Illinois is closing out July in style and gearing up for more politics in August. The same day Gov. Rod Blagojevich unveiled a “compromise” capital plan to fund road and school construction projects throughout the state, his office was sued along with Senate President Emil Jones Jr.’s office for not releasing budget-related details. And the governor’s idea to transfer nearly 150 positions from Springfield three hours south to Harrisburg is the subject of hours of testimony opposing the idea, although southern Illinois folks like the idea of an economic boost. (More on that in the next post.) And after all that in one day, the condition of state government is unlikely to change any time soon.
I write “compromise” in quotes because there’s no deal on the capital plan without all parties on board. Although the governor’s office made a gesture to compromise by getting rid of the revenue source that House Speaker Michael Madigan ruled out — expanded gaming — it’s clear that the governor’s revised proposal still lacks support from House Democrats. The new version reduces the spending amount from $34 billion to $25 billion. So, yes, the casino-less proposal satisfies three of four caucuses, but those three caucuses were on board in the first place.
House Democrats’ concerns about the first plan still stand. Most prominently, they still don’t trust the governor to fairly distribute the capital funds. House Majority Leader Barbara Flynn Currie, a Chicago Democrat who represented the speaker in today’s meeting and in previous leaders’ meetings, reiterated Madigan’s stance: House Democrats won’t get on board unless the spending side of the capital plan is crystal clear. Steve Brown, Madigan’s spokesman, said specific line items are an “absolute requirement.” In an e-mail after the meeting, Currie echoed: “Assuming we could reach agreement on the revenue side — a big assumption — we would definitely want line-item allocations and some way to guarantee that dollars allocated are actually spent.”
Her kicker: “So I think we continue to be on a very steep uphill climb.”
The governor’s revised revenue ideas still lack consensus. House Democrats repeatedly have questioned the wisdom of the first revenue source: selling off all or part of the Illinois Lottery to the private sector. The state asset generates money for public education and has been estimated to be worth more than $10 billion, leading some to question why the state would sell it rather than revamp it and maximize its value. Proponents say the private sector could be more efficient and aggressive in managing the lottery’s potential.
Currie said, however, that privatization also could negate the original intent and appeal. “The lottery was originally sold as a way to help education, so buying a losing lottery ticket still helped the kids. Take away education, and people may feel they’ve been bamboozled.”

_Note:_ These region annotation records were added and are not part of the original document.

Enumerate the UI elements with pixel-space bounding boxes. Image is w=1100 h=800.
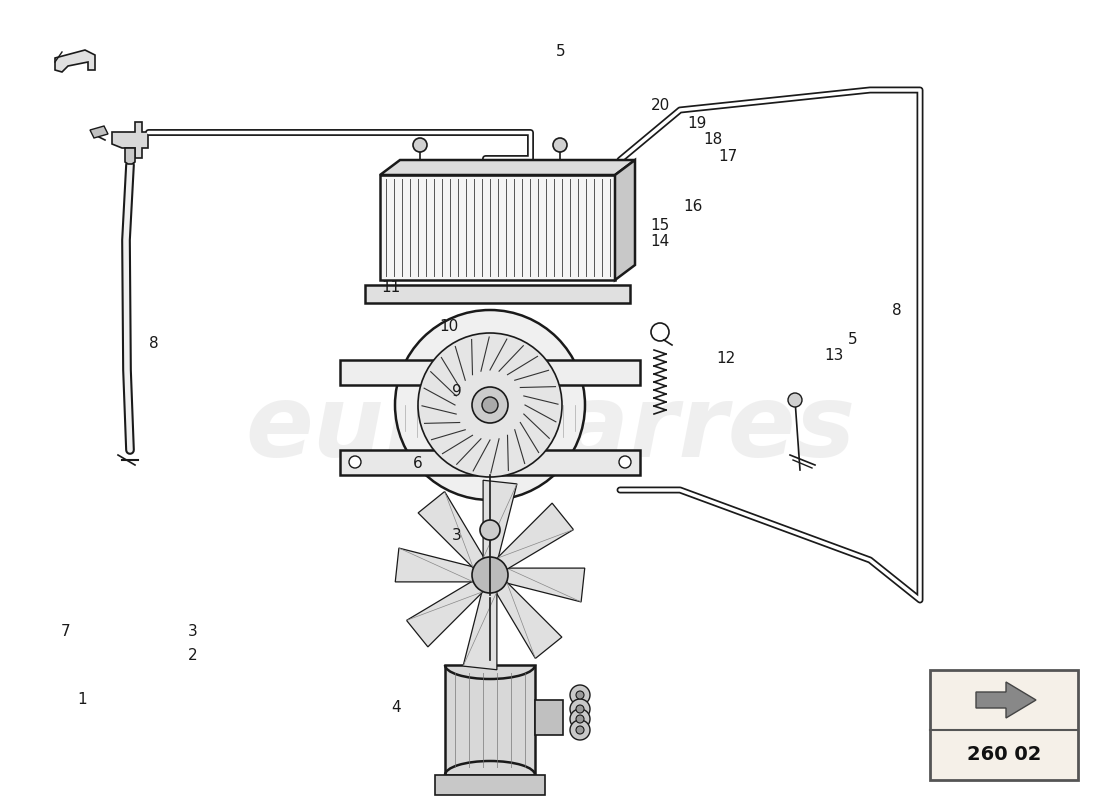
Polygon shape <box>395 548 474 582</box>
Bar <box>434 775 544 795</box>
Circle shape <box>576 691 584 699</box>
Bar <box>930 670 1078 780</box>
Circle shape <box>480 520 501 540</box>
Bar <box>535 700 563 735</box>
Polygon shape <box>418 491 484 568</box>
Circle shape <box>570 699 590 719</box>
Text: 1: 1 <box>78 693 87 707</box>
Polygon shape <box>615 160 635 280</box>
Text: 13: 13 <box>824 349 844 363</box>
Text: 8: 8 <box>150 337 158 351</box>
Text: 18: 18 <box>703 133 723 147</box>
Circle shape <box>395 310 585 500</box>
Text: 10: 10 <box>439 319 459 334</box>
Polygon shape <box>463 591 497 670</box>
Circle shape <box>412 138 427 152</box>
Bar <box>379 175 615 280</box>
Circle shape <box>619 456 631 468</box>
Circle shape <box>576 715 584 723</box>
Text: 5: 5 <box>848 333 857 347</box>
Circle shape <box>472 557 508 593</box>
Circle shape <box>570 685 590 705</box>
Circle shape <box>570 709 590 729</box>
Polygon shape <box>496 582 562 658</box>
Text: 19: 19 <box>688 117 707 131</box>
Bar <box>446 665 535 775</box>
Text: 9: 9 <box>452 385 461 399</box>
Text: 11: 11 <box>381 281 400 295</box>
Text: 8: 8 <box>892 303 901 318</box>
Polygon shape <box>90 126 108 138</box>
Polygon shape <box>497 503 573 569</box>
Text: 7: 7 <box>62 625 70 639</box>
Text: 3: 3 <box>188 625 197 639</box>
Text: 3: 3 <box>452 529 461 543</box>
Text: 5: 5 <box>557 45 565 59</box>
Text: 16: 16 <box>683 199 703 214</box>
Polygon shape <box>55 50 95 72</box>
Circle shape <box>570 720 590 740</box>
Bar <box>340 360 640 385</box>
Circle shape <box>349 456 361 468</box>
Circle shape <box>482 397 498 413</box>
Circle shape <box>576 726 584 734</box>
Polygon shape <box>407 581 483 647</box>
Polygon shape <box>112 122 148 158</box>
Bar <box>340 450 640 475</box>
Circle shape <box>576 705 584 713</box>
Text: 17: 17 <box>718 150 738 164</box>
Circle shape <box>788 393 802 407</box>
Polygon shape <box>506 568 585 602</box>
Polygon shape <box>379 160 635 175</box>
Text: 15: 15 <box>650 218 670 233</box>
Text: 260 02: 260 02 <box>967 746 1042 765</box>
Text: eurocarres: eurocarres <box>245 382 855 478</box>
Circle shape <box>472 387 508 423</box>
Bar <box>365 285 630 303</box>
Polygon shape <box>976 682 1036 718</box>
Circle shape <box>418 333 562 477</box>
Text: 6: 6 <box>414 457 422 471</box>
Circle shape <box>553 138 566 152</box>
Polygon shape <box>125 148 135 164</box>
Polygon shape <box>483 480 517 559</box>
Text: 12: 12 <box>716 351 736 366</box>
Text: 14: 14 <box>650 234 670 249</box>
Text: 4: 4 <box>392 701 400 715</box>
Text: 20: 20 <box>650 98 670 113</box>
Text: 2: 2 <box>188 649 197 663</box>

The governor’s proposal does include a “lockbox” for capital investments and lottery proceeds for education. And supporters of the lottery lease say the upfront cash and the ongoing state share of the profits would ensure that public schools would receive at least the same amount under the public-private partnership.
The other funding idea includes transferring higher-than-expected revenues from two state taxes, the motor fuel tax that goes into a dedicated Road Fund and the sales tax on gasoline that goes into the general revenue fund. Currie said her caucus could consider using “excess” revenues from the motor fuel tax (a.k.a. Road Fund) if the administration proves that the money would go directly to capital construction projects. Transferring excess revenues from the state sales tax on gasoline (a.k.a. general revenue fund) is a different story. “Diversions from GRF — which, essentially, is what taking gasoline sales taxes really is — could be a very tough sell,” Currie said. Without support from House Democrats, a capital plan is unlikely to advance.
Two nonprofit groups supporting limited government are suing Gov. Rod Blagojevich and Senate President Emil Jones Jr. for denying access to budget-related documents.
The Illinois Chapter of Americans for Prosperity based in Chicago and Judicial Watch Inc. based in Washington, D.C., filed suit in Sangamon County. They allege that both offices repeatedly denied requests under the Freedom of Information Act to release information about how a lump sum of $1.7 billion was spent in fiscal year 2008. In a Statehouse news conference Thursday, the two groups justified their suit by citing newspaper reports about questionable grants doled out by individual legislators. They’re asking the court to require Blagojevich and Jones to release information about specific uses of the money.
They’re targeting so-called member initiatives that distribute state grants to local nonprofits or units of local government, and so on, and the grants aren’t subject to competitive bidding processes or to legislative debates. Projects often are lumped together in a single dollar amount and lack specific descriptions of how that money would be used.
Jones’ office says its attorneys are reviewing the suit and don’t have a comment. I’m still waiting for a response from the governor’s office.
Joe Calomino, director of the Illinois Chapter of Americans for Prosperity, said the group did not sue House Democrats or Republicans because they released detailed information about money issued for member initiatives.
The group, which publishes an online blog called Pork Report, also is behind legislation that would create a Web site to track all money spent on all districts, all state contracts, all state employees and all tax credits to improve government transparency. It was intended to serve as a one-stop shop for taxpayers. The measure was unanimously approved by the House but stalled in the Senate.